Matt Tompkins - Not a relationship, but more than friends with benefits. We actually cared about each other's well beings; the extent of our flirting only happened in the basement with the red curtains, until we retired to bed. There was no physical contact outside fordham road, and it was okay. We knew exactly what it was. We knew we were still seeing other people. Couldn't get attached because of the band. There is one specific instance though, that I remember we were laying in bed and we were attacking each other, tickling, laughing, like I had never heard him laugh before, and we told each other that we DID care about each other. In a deep platonic, maybe lightly romantic sense. But thank god that never happened.
(Okay, that's pretty text-book "Friends with benefits"--but I feel like the title is often misleading, being more harmful to a friendship than healthy)

cut to:

Duncan Wickel - Shit. I fell hard for this one. And I worked for it, too, but the fact of the matter is he never cared about me the same way. Not that he was necessarily in it for "just the sex", but he was very busy, touring/working a lot, and I felt very neglected. He never wanted me to be his girlfriend, because he wasn't "in the time of his life where he could have one". "focusing on his career". And I understood, blindly, because I liked him too damn much.
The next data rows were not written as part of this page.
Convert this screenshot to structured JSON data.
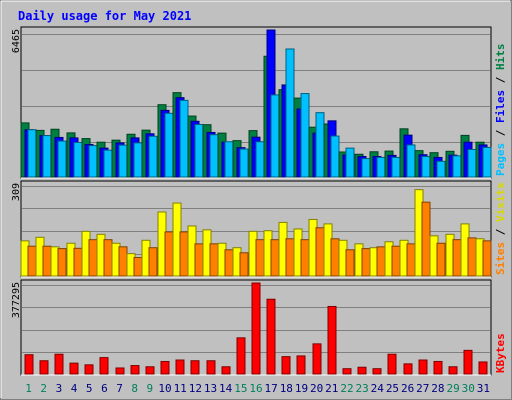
{
  "chart_data": [
    {
      "type": "bar",
      "title": "Daily usage for May 2021",
      "x": [
        "1",
        "2",
        "3",
        "4",
        "5",
        "6",
        "7",
        "8",
        "9",
        "10",
        "11",
        "12",
        "13",
        "14",
        "15",
        "16",
        "17",
        "18",
        "19",
        "20",
        "21",
        "22",
        "23",
        "24",
        "25",
        "26",
        "27",
        "28",
        "29",
        "30",
        "31"
      ],
      "weekend_days": [
        "1",
        "2",
        "8",
        "9",
        "15",
        "16",
        "22",
        "23",
        "29",
        "30"
      ],
      "ymax_label": "6465",
      "ylim": [
        0,
        6465
      ],
      "grid": true,
      "legend": "right",
      "series": [
        {
          "name": "Hits",
          "color": "#008040",
          "values": [
            2380,
            2050,
            2100,
            1940,
            1690,
            1530,
            1620,
            1880,
            2060,
            3180,
            3710,
            2680,
            2300,
            1930,
            1600,
            2040,
            5310,
            3840,
            3470,
            2190,
            2330,
            1100,
            1000,
            1110,
            1140,
            2120,
            1160,
            1070,
            1130,
            1830,
            1530
          ]
        },
        {
          "name": "Files",
          "color": "#0000ff",
          "values": [
            2080,
            1820,
            1740,
            1720,
            1430,
            1270,
            1500,
            1720,
            1900,
            2930,
            3490,
            2450,
            1960,
            1530,
            1290,
            1750,
            6465,
            4050,
            2990,
            1930,
            2470,
            970,
            900,
            900,
            950,
            1840,
            980,
            860,
            960,
            1530,
            1410
          ]
        },
        {
          "name": "Pages",
          "color": "#00c0ff",
          "values": [
            2080,
            1820,
            1580,
            1520,
            1380,
            1180,
            1400,
            1500,
            1790,
            2800,
            3370,
            2310,
            1860,
            1550,
            1230,
            1550,
            3610,
            5630,
            3670,
            2830,
            1800,
            1270,
            810,
            860,
            860,
            1410,
            900,
            690,
            930,
            1210,
            1300
          ]
        }
      ]
    },
    {
      "type": "bar",
      "ymax_label": "309",
      "ylim": [
        0,
        309
      ],
      "grid": true,
      "legend": "right",
      "series": [
        {
          "name": "Visits",
          "color": "#ffff00",
          "values": [
            118,
            130,
            98,
            110,
            150,
            140,
            110,
            75,
            120,
            215,
            245,
            168,
            155,
            110,
            95,
            150,
            152,
            180,
            158,
            190,
            175,
            120,
            108,
            95,
            115,
            120,
            290,
            135,
            140,
            175,
            125
          ]
        },
        {
          "name": "Sites",
          "color": "#ff8000",
          "values": [
            100,
            100,
            92,
            93,
            122,
            122,
            98,
            62,
            95,
            148,
            148,
            108,
            108,
            88,
            78,
            122,
            122,
            125,
            122,
            162,
            125,
            88,
            92,
            98,
            100,
            108,
            248,
            110,
            122,
            128,
            118
          ]
        }
      ]
    },
    {
      "type": "bar",
      "ymax_label": "377295",
      "ylim": [
        0,
        377295
      ],
      "grid": true,
      "legend": "right",
      "series": [
        {
          "name": "KBytes",
          "color": "#ff0000",
          "values": [
            80000,
            55000,
            82000,
            45000,
            38000,
            68000,
            25000,
            35000,
            30000,
            52000,
            58000,
            55000,
            55000,
            30000,
            150000,
            377295,
            310000,
            72000,
            75000,
            125000,
            280000,
            22000,
            28000,
            22000,
            82000,
            42000,
            58000,
            52000,
            30000,
            98000,
            50000
          ]
        }
      ]
    }
  ],
  "legend_divider": "/",
  "colors": {
    "panel_bg": "#c0c0c0",
    "frame_bg": "#c0c0c0",
    "title": "#0000ff",
    "weekday_label": "#000080",
    "weekend_label": "#00805c",
    "grid": "#808080"
  }
}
It was an obsession. Again, no physical contact outside of 409 Marlborough, or Bob and Connie's house. The thing I loved most about it was escaping to that beautiful house in JP. So secluded. A different world. But it battered my self-confidence and respect for myself, It went on for almost an entire school year. We left for the summer, and then he came back with a girlfriend, Monica. They're still together.
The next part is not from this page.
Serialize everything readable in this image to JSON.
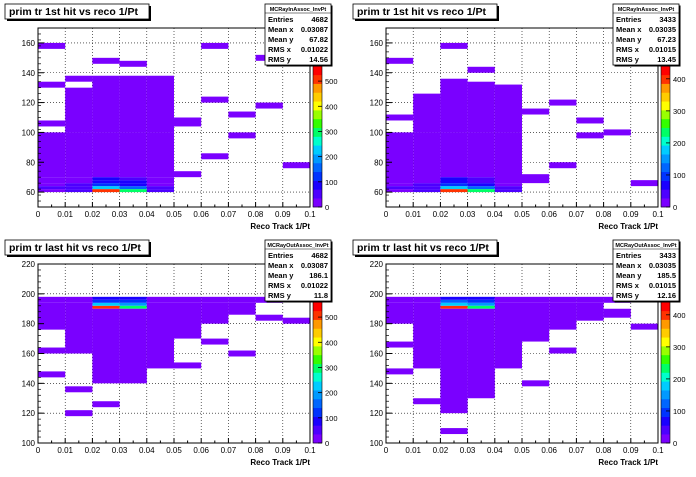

Tyler Riccardi - it started as a random hook up, and for some reason, I wanted it to continue. I got attached. 6 months went by of hooking up on the weekends, acting completely normal around friends, though they all knew. He was a homebody, but I overlooked it. Finally became official 7 months in. A good 2 months during the summer, horrible sex, but again, I overlooked it. Until I couldn't anymore. Until I got bored.

and then, October 9th I met Zach.
It's been smooth sailing ever since.